Choudhury Avishek
Industrial and Management Systems Engineering, West Virginia University, Morgantown, WV, United States.
Front Digit Health. 2022 Aug 16;4:920662. doi: 10.3389/fdgth.2022.920662. eCollection 2022.
Given the opportunities created by artificial intelligence (AI) based decision support systems in healthcare, the vital question is whether clinicians are willing to use this technology as an integral part of clinical workflow.
This study leverages validated questions to formulate an online survey and consequently explore cognitive human factors influencing clinicians' intention to use an AI-based Blood Utilization Calculator (BUC), an AI system embedded in the electronic health record that delivers data-driven personalized recommendations for the number of packed red blood cells to transfuse for a given patient.
A purposeful sampling strategy was used to exclusively include BUC users who are clinicians in a university hospital in Wisconsin. We recruited 119 BUC users who completed the entire survey. We leveraged structural equation modeling to capture the direct and indirect effects of "AI Perception" and "Expectancy" on clinicians' Intention to use the technology when mediated by "Perceived Risk".

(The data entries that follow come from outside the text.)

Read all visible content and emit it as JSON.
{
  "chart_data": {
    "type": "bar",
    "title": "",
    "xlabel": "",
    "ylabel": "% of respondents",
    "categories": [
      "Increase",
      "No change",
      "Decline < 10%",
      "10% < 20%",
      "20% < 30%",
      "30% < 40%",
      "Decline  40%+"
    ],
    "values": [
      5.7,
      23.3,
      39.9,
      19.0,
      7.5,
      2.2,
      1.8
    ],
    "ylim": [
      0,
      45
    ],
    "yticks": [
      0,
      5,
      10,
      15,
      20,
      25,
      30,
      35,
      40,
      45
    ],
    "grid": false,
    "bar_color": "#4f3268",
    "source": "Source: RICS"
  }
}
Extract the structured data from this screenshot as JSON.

The findings indicate a significant negative relationship concerning the direct impact of AI's perception on BUC Risk (ß = -0.23, < 0.001). Similarly, Expectancy had a significant negative effect on Risk (ß = -0.49, < 0.001). We also noted a significant negative impact of Risk on the Intent to use BUC (ß = -0.34, < 0.001). Regarding the indirect effect of Expectancy on the Intent to Use BUC, the findings show a significant positive impact mediated by Risk (ß = 0.17, = 0.004). The study noted a significant positive and indirect effect of AI Perception on the Intent to Use BUC when mediated by risk (ß = 0.08, = 0.027). Overall, this study demonstrated the influences of expectancy, perceived risk, and perception of AI on clinicians' intent to use BUC (an AI system). AI developers need to emphasize the benefits of AI technology, ensure ease of use (effort expectancy), clarify the system's potential (performance expectancy), and minimize the risk perceptions by improving the overall design.

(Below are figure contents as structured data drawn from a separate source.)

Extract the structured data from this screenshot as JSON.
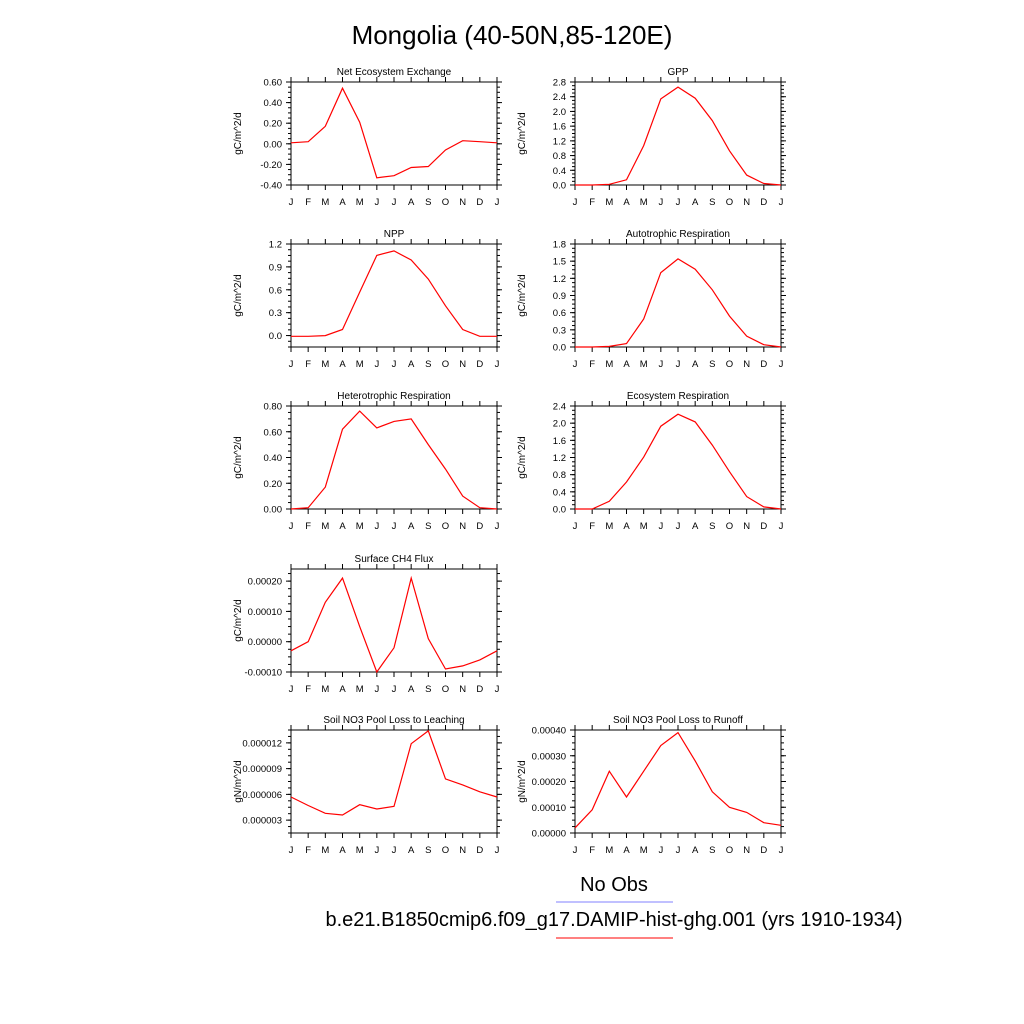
{
  "figure": {
    "title": "Mongolia (40-50N,85-120E)",
    "legend": [
      {
        "label": "No Obs",
        "color": "#8080ff"
      },
      {
        "label": "b.e21.B1850cmip6.f09_g17.DAMIP-hist-ghg.001 (yrs 1910-1934)",
        "color": "#ff0000"
      }
    ],
    "series_color": "#ff0000"
  },
  "chart_data": [
    {
      "type": "line",
      "title": "Net Ecosystem Exchange",
      "ylabel": "gC/m^2/d",
      "categories": [
        "J",
        "F",
        "M",
        "A",
        "M",
        "J",
        "J",
        "A",
        "S",
        "O",
        "N",
        "D",
        "J"
      ],
      "yticks": [
        "0.60",
        "0.40",
        "0.20",
        "0.00",
        "-0.20",
        "-0.40"
      ],
      "ylim": [
        -0.4,
        0.6
      ],
      "values": [
        0.01,
        0.02,
        0.17,
        0.54,
        0.21,
        -0.33,
        -0.31,
        -0.23,
        -0.22,
        -0.06,
        0.03,
        0.02,
        0.01
      ]
    },
    {
      "type": "line",
      "title": "GPP",
      "ylabel": "gC/m^2/d",
      "categories": [
        "J",
        "F",
        "M",
        "A",
        "M",
        "J",
        "J",
        "A",
        "S",
        "O",
        "N",
        "D",
        "J"
      ],
      "yticks": [
        "2.8",
        "2.4",
        "2.0",
        "1.6",
        "1.2",
        "0.8",
        "0.4",
        "0.0"
      ],
      "ylim": [
        0,
        2.8
      ],
      "values": [
        0.0,
        0.0,
        0.02,
        0.14,
        1.07,
        2.34,
        2.66,
        2.36,
        1.75,
        0.93,
        0.27,
        0.04,
        0.0
      ]
    },
    {
      "type": "line",
      "title": "NPP",
      "ylabel": "gC/m^2/d",
      "categories": [
        "J",
        "F",
        "M",
        "A",
        "M",
        "J",
        "J",
        "A",
        "S",
        "O",
        "N",
        "D",
        "J"
      ],
      "yticks": [
        "1.2",
        "0.9",
        "0.6",
        "0.3",
        "0.0"
      ],
      "ylim": [
        -0.15,
        1.2
      ],
      "values": [
        -0.01,
        -0.01,
        0.0,
        0.08,
        0.57,
        1.05,
        1.11,
        0.99,
        0.74,
        0.39,
        0.08,
        -0.01,
        -0.01
      ]
    },
    {
      "type": "line",
      "title": "Autotrophic Respiration",
      "ylabel": "gC/m^2/d",
      "categories": [
        "J",
        "F",
        "M",
        "A",
        "M",
        "J",
        "J",
        "A",
        "S",
        "O",
        "N",
        "D",
        "J"
      ],
      "yticks": [
        "1.8",
        "1.5",
        "1.2",
        "0.9",
        "0.6",
        "0.3",
        "0.0"
      ],
      "ylim": [
        0,
        1.8
      ],
      "values": [
        0.0,
        0.0,
        0.01,
        0.06,
        0.49,
        1.3,
        1.54,
        1.36,
        1.0,
        0.54,
        0.19,
        0.04,
        0.0
      ]
    },
    {
      "type": "line",
      "title": "Heterotrophic Respiration",
      "ylabel": "gC/m^2/d",
      "categories": [
        "J",
        "F",
        "M",
        "A",
        "M",
        "J",
        "J",
        "A",
        "S",
        "O",
        "N",
        "D",
        "J"
      ],
      "yticks": [
        "0.80",
        "0.60",
        "0.40",
        "0.20",
        "0.00"
      ],
      "ylim": [
        0,
        0.8
      ],
      "values": [
        0.0,
        0.01,
        0.17,
        0.62,
        0.76,
        0.63,
        0.68,
        0.7,
        0.5,
        0.31,
        0.1,
        0.01,
        0.0
      ]
    },
    {
      "type": "line",
      "title": "Ecosystem Respiration",
      "ylabel": "gC/m^2/d",
      "categories": [
        "J",
        "F",
        "M",
        "A",
        "M",
        "J",
        "J",
        "A",
        "S",
        "O",
        "N",
        "D",
        "J"
      ],
      "yticks": [
        "2.4",
        "2.0",
        "1.6",
        "1.2",
        "0.8",
        "0.4",
        "0.0"
      ],
      "ylim": [
        0,
        2.4
      ],
      "values": [
        0.0,
        0.0,
        0.18,
        0.63,
        1.21,
        1.93,
        2.21,
        2.03,
        1.49,
        0.87,
        0.29,
        0.05,
        0.0
      ]
    },
    {
      "type": "line",
      "title": "Surface CH4 Flux",
      "ylabel": "gC/m^2/d",
      "categories": [
        "J",
        "F",
        "M",
        "A",
        "M",
        "J",
        "J",
        "A",
        "S",
        "O",
        "N",
        "D",
        "J"
      ],
      "yticks": [
        "0.00020",
        "0.00010",
        "0.00000",
        "-0.00010"
      ],
      "ylim": [
        -0.0001,
        0.00024
      ],
      "values": [
        -3e-05,
        0.0,
        0.00013,
        0.00021,
        5e-05,
        -0.0001,
        -2e-05,
        0.00021,
        1e-05,
        -9e-05,
        -8e-05,
        -6e-05,
        -3e-05
      ]
    },
    {
      "type": "line",
      "title": "Soil NO3 Pool Loss to Leaching",
      "ylabel": "gN/m^2/d",
      "categories": [
        "J",
        "F",
        "M",
        "A",
        "M",
        "J",
        "J",
        "A",
        "S",
        "O",
        "N",
        "D",
        "J"
      ],
      "yticks": [
        "0.000012",
        "0.000009",
        "0.000006",
        "0.000003"
      ],
      "ylim": [
        1.5e-06,
        1.35e-05
      ],
      "values": [
        5.7e-06,
        4.7e-06,
        3.8e-06,
        3.6e-06,
        4.8e-06,
        4.3e-06,
        4.6e-06,
        1.19e-05,
        1.34e-05,
        7.8e-06,
        7.1e-06,
        6.3e-06,
        5.7e-06
      ]
    },
    {
      "type": "line",
      "title": "Soil NO3 Pool Loss to Runoff",
      "ylabel": "gN/m^2/d",
      "categories": [
        "J",
        "F",
        "M",
        "A",
        "M",
        "J",
        "J",
        "A",
        "S",
        "O",
        "N",
        "D",
        "J"
      ],
      "yticks": [
        "0.00040",
        "0.00030",
        "0.00020",
        "0.00010",
        "0.00000"
      ],
      "ylim": [
        0,
        0.0004
      ],
      "values": [
        2e-05,
        9e-05,
        0.00024,
        0.00014,
        0.00024,
        0.00034,
        0.00039,
        0.00028,
        0.00016,
        0.0001,
        8e-05,
        4e-05,
        3e-05
      ]
    }
  ]
}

Identifying the factors that determine clinicians' intent to use AI-based decision support systems can help improve technology adoption and use in the healthcare domain. Enhanced and safe adoption of AI can uplift the overall care process and help standardize clinical decisions and procedures. An improved AI adoption in healthcare will help clinicians share their everyday clinical workload and make critical decisions.
鉴于基于人工智能(AI)的决策支持系统在医疗保健领域创造的机遇,关键问题在于临床医生是否愿意将这项技术作为临床工作流程的一个组成部分来使用。
本研究利用经过验证的问题制定了一项在线调查,从而探索影响临床医生使用基于人工智能的血液利用计算器(BUC)意愿的认知人为因素。BUC是一种嵌入电子健康记录的人工智能系统,它能为特定患者输注的红细胞数量提供数据驱动的个性化建议。
采用有目的抽样策略,专门纳入威斯康星州一家大学医院中使用BUC的临床医生用户。我们招募了119名完成了整个调查的BUC用户。我们利用结构方程模型来捕捉“对人工智能的认知”和“预期”在通过“感知风险”进行中介时,对临床医生使用该技术意愿的直接和间接影响。
研究结果表明,对人工智能的认知对BUC风险的直接影响存在显著负相关关系(β = -0.23,< 0.001)。同样,预期对风险有显著负向影响(β = -0.49,< 0.001)。我们还注意到风险对使用BUC的意愿有显著负向影响(β = -0.34,< 0.001)。关于预期对使用BUC意愿的间接影响,研究结果显示通过风险中介存在显著正向影响(β = 0.17,= 0.004)。该研究指出,当通过风险进行中介时,对人工智能的认知对使用BUC的意愿有显著正向间接影响(β = 0.08,= 0.027)。总体而言,本研究证明了预期、感知风险和对人工智能的认知对临床医生使用BUC(一种人工智能系统)意愿的影响。人工智能开发者需要强调人工智能技术的益处,确保易用性(努力预期),阐明系统的潜力(性能预期),并通过改进整体设计来最小化风险认知。
确定决定临床医生使用基于人工智能的决策支持系统意愿的因素有助于提高医疗保健领域对技术的采用和使用。加强和安全地采用人工智能可以提升整体护理过程,并有助于规范临床决策和程序。在医疗保健领域更好地采用人工智能将有助于临床医生分担日常临床工作量并做出关键决策。